Durağan haldeyken sıkıntı üzerinde birikiyordu. O yüzden, bir yıldır alışkanlık haline getirdi günlük yürüyüşlerini.
Uzun zamandır sossuz döner yemek aklındaydı, şöyle bol soğanlı. Onca yıldan sonra, dönerle birlikte sanki Kızılay’ı da koca bir döner sosuna batırmış gibilerdi. Neyse ki bu köşedeki dönerci hâlâ değişmemişti. Dönerini yerken etrafına bakındı. O sırada, su satan küçük bir kız geldi yanına.
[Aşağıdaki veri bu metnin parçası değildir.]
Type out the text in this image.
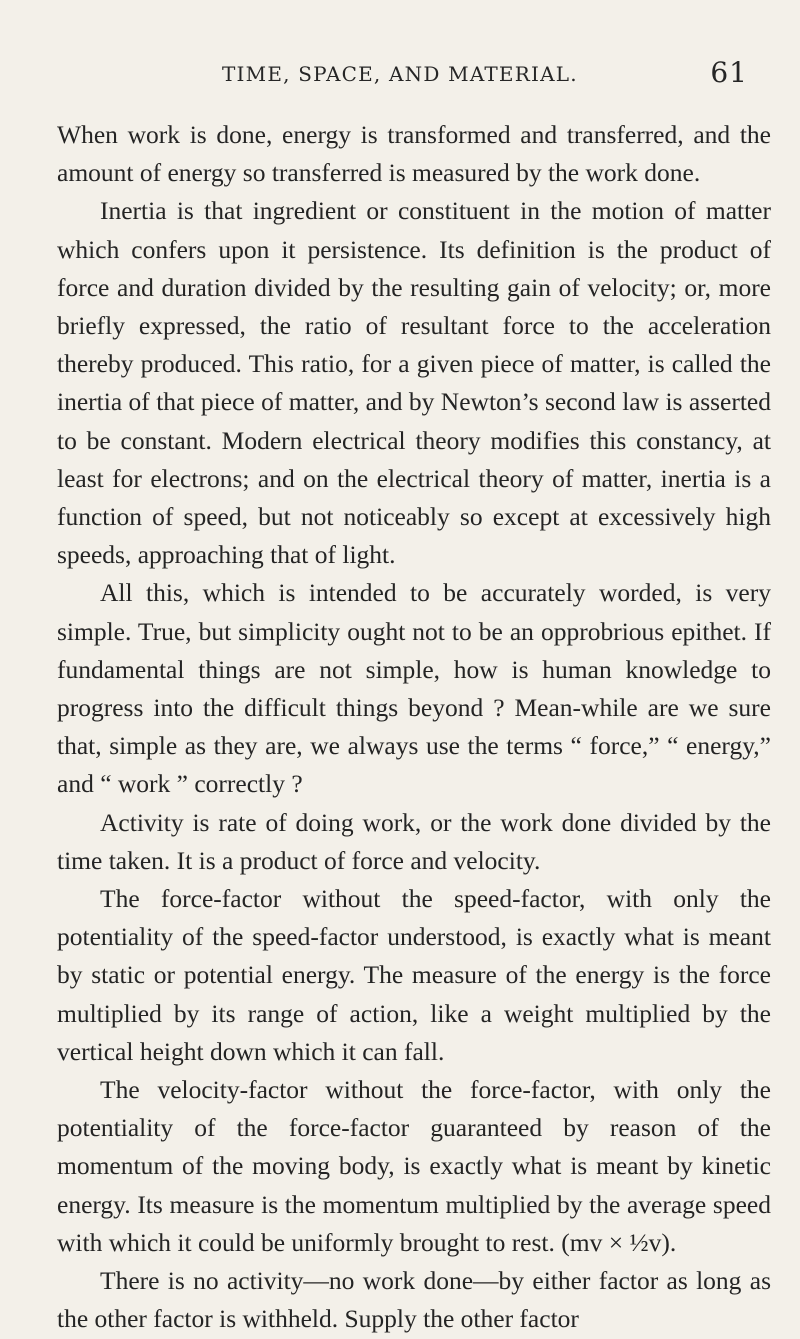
TIME, SPACE, AND MATERIAL.	61

When work is done, energy is transformed and transferred, and the amount of energy so transferred is measured by the work done.

Inertia is that ingredient or constituent in the motion of matter which confers upon it persistence. Its definition is the product of force and duration divided by the resulting gain of velocity; or, more briefly expressed, the ratio of resultant force to the acceleration thereby produced. This ratio, for a given piece of matter, is called the inertia of that piece of matter, and by Newton’s second law is asserted to be constant. Modern electrical theory modifies this constancy, at least for electrons; and on the electrical theory of matter, inertia is a function of speed, but not noticeably so except at excessively high speeds, approaching that of light.

All this, which is intended to be accurately worded, is very simple. True, but simplicity ought not to be an opprobrious epithet. If fundamental things are not simple, how is human knowledge to progress into the difficult things beyond ? Mean-while are we sure that, simple as they are, we always use the terms “ force,” “ energy,” and “ work ” correctly ?

Activity is rate of doing work, or the work done divided by the time taken. It is a product of force and velocity.

The force-factor without the speed-factor, with only the potentiality of the speed-factor understood, is exactly what is meant by static or potential energy. The measure of the energy is the force multiplied by its range of action, like a weight multiplied by the vertical height down which it can fall.

The velocity-factor without the force-factor, with only the potentiality of the force-factor guaranteed by reason of the momentum of the moving body, is exactly what is meant by kinetic energy. Its measure is the momentum multiplied by the average speed with which it could be uniformly brought to rest. (mv × ½v).

There is no activity—no work done—by either factor as long as the other factor is withheld. Supply the other factor
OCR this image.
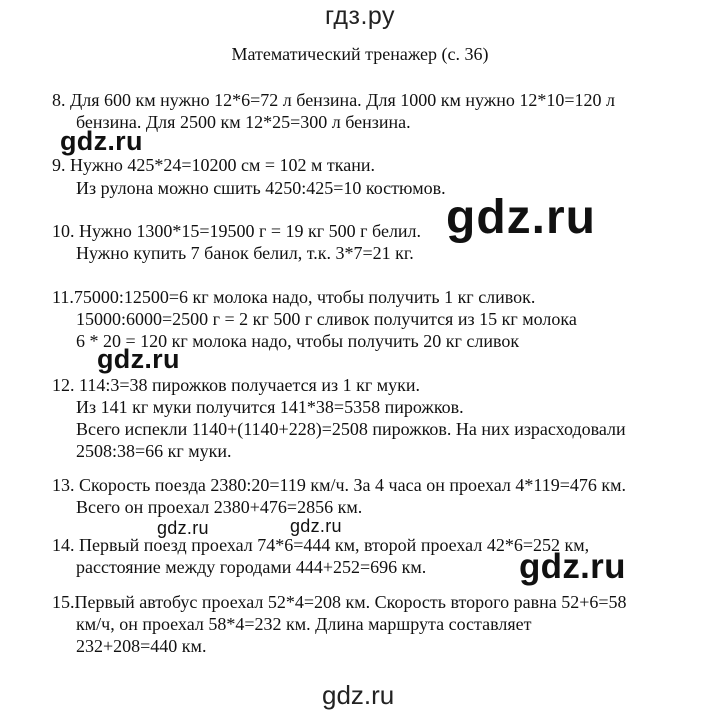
гдз.ру
Математический тренажер (с. 36)
8. Для 600 км нужно 12*6=72 л бензина. Для 1000 км нужно 12*10=120 л
бензина. Для 2500 км 12*25=300 л бензина.
9. Нужно 425*24=10200 см = 102 м ткани.
Из рулона можно сшить 4250:425=10 костюмов.
10. Нужно 1300*15=19500 г = 19 кг 500 г белил.
Нужно купить 7 банок белил, т.к. 3*7=21 кг.
11.75000:12500=6 кг молока надо, чтобы получить 1 кг сливок.
15000:6000=2500 г = 2 кг 500 г сливок получится из 15 кг молока
6 * 20 = 120 кг молока надо, чтобы получить 20 кг сливок
12. 114:3=38 пирожков получается из 1 кг муки.
Из 141 кг муки получится 141*38=5358 пирожков.
Всего испекли 1140+(1140+228)=2508 пирожков. На них израсходовали
2508:38=66 кг муки.
13. Скорость поезда 2380:20=119 км/ч. За 4 часа он проехал 4*119=476 км.
Всего он проехал 2380+476=2856 км.
14. Первый поезд проехал 74*6=444 км, второй проехал 42*6=252 км,
расстояние между городами 444+252=696 км.
15.Первый автобус проехал 52*4=208 км. Скорость второго равна 52+6=58
км/ч, он проехал 58*4=232 км. Длина маршрута составляет
232+208=440 км.
gdz.ru
gdz.ru
gdz.ru
gdz.ru	gdz.ru
gdz.ru
gdz.ru
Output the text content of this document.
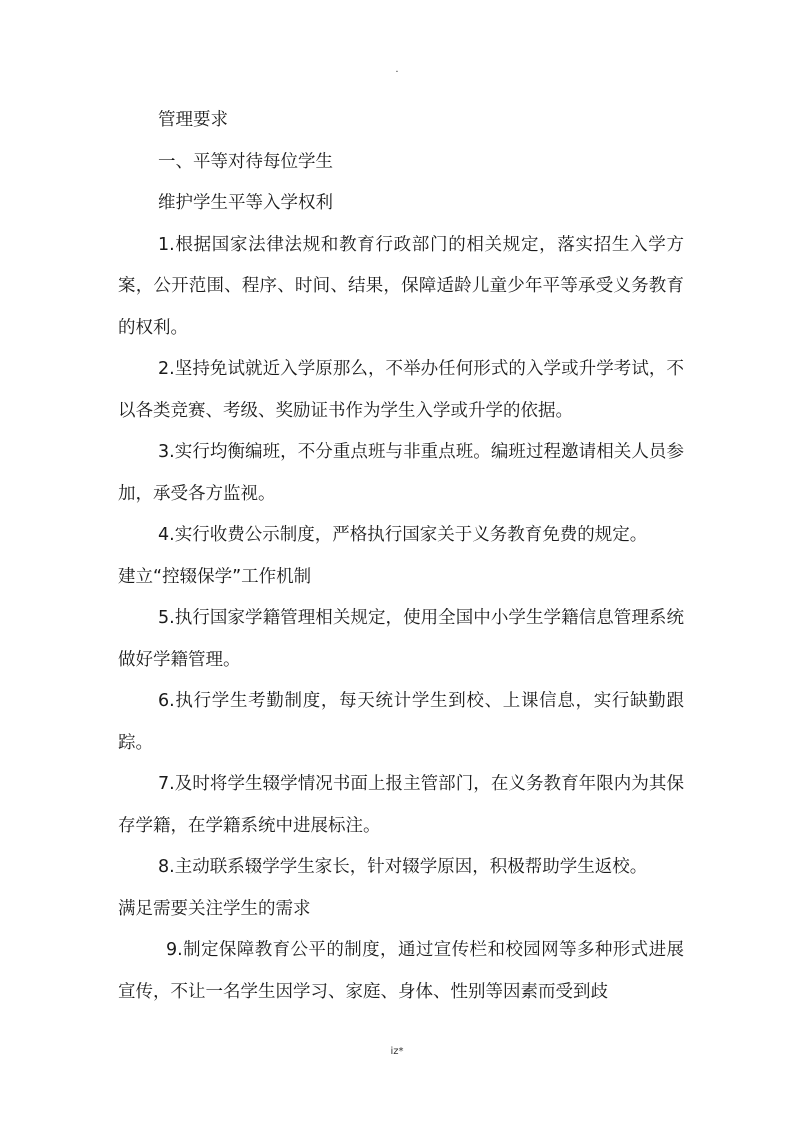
.

管理要求

一、平等对待每位学生

维护学生平等入学权利

1.根据国家法律法规和教育行政部门的相关规定，落实招生入学方案，公开范围、程序、时间、结果，保障适龄儿童少年平等承受义务教育的权利。

2.坚持免试就近入学原那么，不举办任何形式的入学或升学考试，不以各类竞赛、考级、奖励证书作为学生入学或升学的依据。

3.实行均衡编班，不分重点班与非重点班。编班过程邀请相关人员参加，承受各方监视。

4.实行收费公示制度，严格执行国家关于义务教育免费的规定。

建立“控辍保学”工作机制

5.执行国家学籍管理相关规定，使用全国中小学生学籍信息管理系统做好学籍管理。

6.执行学生考勤制度，每天统计学生到校、上课信息，实行缺勤跟踪。

7.及时将学生辍学情况书面上报主管部门，在义务教育年限内为其保存学籍，在学籍系统中进展标注。

8.主动联系辍学学生家长，针对辍学原因，积极帮助学生返校。

满足需要关注学生的需求

9.制定保障教育公平的制度，通过宣传栏和校园网等多种形式进展宣传，不让一名学生因学习、家庭、身体、性别等因素而受到歧

iz*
bir kızımız olsa ne iyi olurdu dedim o gün kaç kere konuştuk bunu diye söylendi kalktı ayağa yüzüme vuran güneşle arama girdi ne zaman çocuk konusu açılsa üstüme bir gölge düşerdi kulaklığımı taktım ezgi denize girince güneş tekrar doğdu üzerime kesildi dalgaların sesi
“Amca su ister misin?” diye sordu kız. Sahi, amca olmuştu artık değil mi? Abi olacak yaşlar çoktan geride kalmıştı. “Hiç kırklı yaşlarda abi olur mu? Tabii amcayım,” diye mırıldandı. Cebini yokladı, cebinin köşesine saklanmış kâğıt parayı çıkardı ve kıza uzattı. Kız, soğuktan çatlamış ve sokağın kirinden kararmış elleriyle parayı aldı, Yusuf’a bir tane su uzattı. Suya daldı gözleri.
suya dalıp gözlerimi açmaya çalıştım dalgalı denizin içinden su yüzeyine çıkıp derin nefes aldım kulağıma bağırışlar geldi gözlerim bulanıklaştı ağzımda tuzlu bir tatla daldım bir daha dibe tekrar nefes al ve dal defalarca hem de defalarca
Masadaki sudan gözlerini ayırıp küçük kızı aradı fakat bulamadı. Her yer, adı konmamış bir salgın gibi, ya kahveci ya da zincir marketler tarafından işgal edilmiş, anısı olan mekânlar, birer kahve, bebek bezi, süt ve makarna satılan cephelere dönüşmüştü.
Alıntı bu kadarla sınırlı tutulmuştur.